Beyond the plantation, the track again returns to lush Jarrah woodlands, with this area seeming to be particularly favoured by Grass Trees. Beyond the trees, we could make out the shape of valleys beyond.

As the track closes into Swamp Oak, walkers will encounter the first of several benches and named trees along the track. These are a peculiarity of the Lane Poole Reserve area, and they provide walkers with information about how much further they have to go before reaching their destination.

Having already been impressed with the lushness of the Jarrah forest, Swamp Oak again proved to be a pretty little spot. An unmarked trail from here provides walkers with views of the Murray River, however we decided to skip the views as we had intended to walk to Murray Campsite as our next walk. With the area around Murray Campsite significantly burnt by the Waroona Fires of February 2016, this side trip will give walkers a glimpse of what once was.

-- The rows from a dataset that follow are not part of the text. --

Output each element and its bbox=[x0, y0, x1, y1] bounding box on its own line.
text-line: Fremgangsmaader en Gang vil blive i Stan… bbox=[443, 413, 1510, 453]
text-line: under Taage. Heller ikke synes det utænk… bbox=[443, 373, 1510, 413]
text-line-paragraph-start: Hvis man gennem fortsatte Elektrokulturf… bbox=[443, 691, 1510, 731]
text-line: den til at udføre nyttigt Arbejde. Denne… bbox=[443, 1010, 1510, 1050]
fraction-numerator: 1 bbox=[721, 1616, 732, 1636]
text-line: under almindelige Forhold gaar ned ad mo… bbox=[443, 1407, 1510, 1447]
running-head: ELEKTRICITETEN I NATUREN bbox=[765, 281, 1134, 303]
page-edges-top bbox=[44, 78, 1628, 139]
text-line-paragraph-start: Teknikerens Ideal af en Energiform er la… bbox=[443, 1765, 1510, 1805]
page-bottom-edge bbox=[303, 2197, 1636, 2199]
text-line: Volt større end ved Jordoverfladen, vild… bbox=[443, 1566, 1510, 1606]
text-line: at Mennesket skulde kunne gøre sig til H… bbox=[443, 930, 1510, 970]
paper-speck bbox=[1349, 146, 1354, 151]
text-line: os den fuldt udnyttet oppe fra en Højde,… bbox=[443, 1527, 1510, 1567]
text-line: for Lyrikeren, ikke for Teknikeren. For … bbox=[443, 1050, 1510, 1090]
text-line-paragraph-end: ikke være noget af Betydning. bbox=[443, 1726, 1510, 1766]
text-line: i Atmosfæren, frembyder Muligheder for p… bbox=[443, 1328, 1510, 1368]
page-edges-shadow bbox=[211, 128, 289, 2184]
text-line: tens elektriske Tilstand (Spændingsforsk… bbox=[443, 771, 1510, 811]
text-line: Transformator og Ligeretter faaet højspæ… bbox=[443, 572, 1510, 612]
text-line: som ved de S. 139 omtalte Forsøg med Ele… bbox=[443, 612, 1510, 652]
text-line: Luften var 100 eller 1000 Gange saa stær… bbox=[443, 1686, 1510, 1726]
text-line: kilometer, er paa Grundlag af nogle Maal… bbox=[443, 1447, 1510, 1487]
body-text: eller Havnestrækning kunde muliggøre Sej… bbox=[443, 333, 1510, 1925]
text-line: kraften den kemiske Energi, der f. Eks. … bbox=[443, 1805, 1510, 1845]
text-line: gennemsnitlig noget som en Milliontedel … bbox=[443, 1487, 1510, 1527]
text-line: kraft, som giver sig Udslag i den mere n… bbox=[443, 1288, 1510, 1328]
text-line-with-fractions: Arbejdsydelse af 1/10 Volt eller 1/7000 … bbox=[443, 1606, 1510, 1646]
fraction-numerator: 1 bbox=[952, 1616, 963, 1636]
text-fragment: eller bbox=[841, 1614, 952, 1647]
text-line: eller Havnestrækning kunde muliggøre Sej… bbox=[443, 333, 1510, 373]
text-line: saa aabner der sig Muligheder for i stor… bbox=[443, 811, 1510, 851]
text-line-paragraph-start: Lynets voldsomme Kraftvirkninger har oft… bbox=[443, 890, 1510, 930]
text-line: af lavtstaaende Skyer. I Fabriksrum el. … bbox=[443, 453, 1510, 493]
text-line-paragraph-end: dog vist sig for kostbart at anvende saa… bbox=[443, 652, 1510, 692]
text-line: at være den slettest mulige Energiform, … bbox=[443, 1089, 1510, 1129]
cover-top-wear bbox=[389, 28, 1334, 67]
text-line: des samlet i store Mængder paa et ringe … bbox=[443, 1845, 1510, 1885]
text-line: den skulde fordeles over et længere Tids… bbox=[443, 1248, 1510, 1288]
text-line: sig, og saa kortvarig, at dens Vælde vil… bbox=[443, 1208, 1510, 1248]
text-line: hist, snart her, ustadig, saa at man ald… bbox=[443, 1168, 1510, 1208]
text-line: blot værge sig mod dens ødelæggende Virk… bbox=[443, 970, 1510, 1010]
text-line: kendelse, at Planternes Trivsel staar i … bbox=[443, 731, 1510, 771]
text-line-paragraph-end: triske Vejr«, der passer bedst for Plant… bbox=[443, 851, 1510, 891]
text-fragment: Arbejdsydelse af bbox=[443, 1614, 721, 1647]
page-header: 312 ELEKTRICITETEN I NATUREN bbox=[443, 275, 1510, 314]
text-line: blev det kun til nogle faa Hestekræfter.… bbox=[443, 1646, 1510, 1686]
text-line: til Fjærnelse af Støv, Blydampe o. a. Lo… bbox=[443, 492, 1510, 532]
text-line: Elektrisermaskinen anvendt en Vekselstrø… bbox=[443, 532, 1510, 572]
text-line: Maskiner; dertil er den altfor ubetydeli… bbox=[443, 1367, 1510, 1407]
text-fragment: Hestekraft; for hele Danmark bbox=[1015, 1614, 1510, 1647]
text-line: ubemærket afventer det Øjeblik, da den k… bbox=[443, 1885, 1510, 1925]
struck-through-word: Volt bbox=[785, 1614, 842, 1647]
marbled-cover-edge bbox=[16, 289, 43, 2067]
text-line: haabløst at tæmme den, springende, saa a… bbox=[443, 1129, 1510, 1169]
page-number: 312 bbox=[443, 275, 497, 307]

After leaving Swamp Oak, we encountered an area rich in wildflowers - a situation that would continue for the rest of our walk. The colours were incredibly rich and varied, and I would thoroughly recommend saving this section for the springtime.

For several kilometres, the track follows Swamp Oak Rd as it heads alongside Swamp Oak Brook.

While we would get occasional glimpses into the brook, the bushes had become thick and overgrown and did not provide much in the way of views suggested in the old guidebook. Although the odd wildflower provided some delight, it got to a point where we were ready for this flat road section to end.

We got our wish, but it was not quite what we had hoped for. After turning right onto an old vehicle track, the terrain became steeper and went up a hill. At the top of the hill the track dips down a bit before rising yet again up an even taller and steeper hill. After these hills, we were longing for the flatness of Swamp Oak Rd again!

At the top of the old vehicle track, we encountered this interesting fallen tree that had snapped into a strange 'Z' shape. This tree marked the end of our ascent, and from here on we had an easy walk down the valley to Yarragil Brook.

Along the way we encountered another of the named trees - the 'famous' Yarragil Hilton. This tree is fairly popular with walkers and is a commonly photographed sight in this section of the track. Beyond providing some whimsical humour, it has also served a practical purpose for walkers looking for shelter in a serious downpour.

Although dry this time of year, a small bridge crossed Yarragil Brook. Just beyond the crossing, we came to Yarragil Form and the location of our second car.

In spite of getting a bit bored on Swamp Oak Rd, this was an enjoyable section of the Bibbulmun. The lushness of the Jarrah forest here is really beautiful, and while the experience of walking in the pines is far from a natural landscape, it did provide for an interesting change of scenery. Walkers looking for an excellent forest-based experience not too far away from Perth should definitely check this area out, with the camping grounds of Lane Poole Reserve making this a particularly idyllic spot along the track.